« Une ville qui n’a pas de centre »
Lieux évoqués : quartiers de Nancy.
« Qu’est-ce qu’une ville où les trains disparaissent ? On jouait à la lune. On forme un cercle, et celui qui était au milieu se met à tourner derrière nous, et il lâche un foulard, et vous vous retournez, et si le foulard est tombé prés de vous, il faut se lever, bondir, rattraper le meneur de jeu. Sinon, c’est à votre tour. Telle est cette ville qui n’a pas de centre. Une enfilade de places, dont l’une, au moins, n’a pas été construite. Un point Central, où deux rues se coupent, très vite perpendiculairement. Un foulard tombé prés du canal. Les jardins publics sautent à cloche-pied. Le vent grimpe jusqu’à où, voici peu, c’était encore la promenade des lycéens pensionnaires : le Haut du Lièvre, le Haut de Chèvre. Fermes, jardins, friches, devenus vitesse et langage. L’autre côté va comme jusqu’aux Vosges.

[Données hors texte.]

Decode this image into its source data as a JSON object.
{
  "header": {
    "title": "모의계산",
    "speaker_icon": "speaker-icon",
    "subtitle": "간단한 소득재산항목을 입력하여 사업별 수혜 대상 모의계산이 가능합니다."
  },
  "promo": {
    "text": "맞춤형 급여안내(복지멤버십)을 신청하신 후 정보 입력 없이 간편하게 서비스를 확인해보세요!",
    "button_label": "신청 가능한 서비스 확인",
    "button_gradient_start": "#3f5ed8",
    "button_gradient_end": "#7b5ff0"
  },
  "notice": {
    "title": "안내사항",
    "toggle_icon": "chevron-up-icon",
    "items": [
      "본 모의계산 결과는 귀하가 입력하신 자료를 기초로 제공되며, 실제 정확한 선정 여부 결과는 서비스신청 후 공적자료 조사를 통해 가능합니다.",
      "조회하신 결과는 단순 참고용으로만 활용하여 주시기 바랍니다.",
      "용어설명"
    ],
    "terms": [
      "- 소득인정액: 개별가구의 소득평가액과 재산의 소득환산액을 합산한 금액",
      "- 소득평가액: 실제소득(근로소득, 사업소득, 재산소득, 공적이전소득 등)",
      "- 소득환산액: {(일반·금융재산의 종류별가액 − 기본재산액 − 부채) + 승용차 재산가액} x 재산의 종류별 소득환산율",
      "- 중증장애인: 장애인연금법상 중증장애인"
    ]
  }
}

Si vous n’avez pas vu que le foulard vous désignait, vous allez au milieu, et vous tournez autour. Ou lentement, comme un pan de la ville, rire en mi-coin, clin d’œil, hésitation. Ou très vite, en se penchant. Il y a les fleuristes et les cafés autour de l’Hôpital, puis une longue rue qui a dû être ouvrière, et ça file vers les salines. Ou vous vous mettez à tourner en sens inverse, en passant sous les pylônes et les câbles où glissaient les wagonnets de minerai. On ne voulait pas être au milieu et courir tout autour, et on voulait. Et si c’était à moi d’avoir le foulard, je le nouerais en même temps sur tes yeux et sur ce que tu ne dis pas.
« Hop ! Attrapé ! » disent les places. Celles qui sont parkings, celles qui sont désertes, et quelques autres. Les places sont faites pour saisir. Aveuglement d’or, aveuglement d’arbres taillés, ruissellement d’écho, craquement de neige ou pli de lumière. Une place où vous ne dites pas « Qui suis-je ? » n’est pas une place. Toutes les places de Nancy sont comme un cri. Ecoutez bien. »
Bernard Vargaftig, Colette Deblé, Nancy, éditions Aencrages, 1988.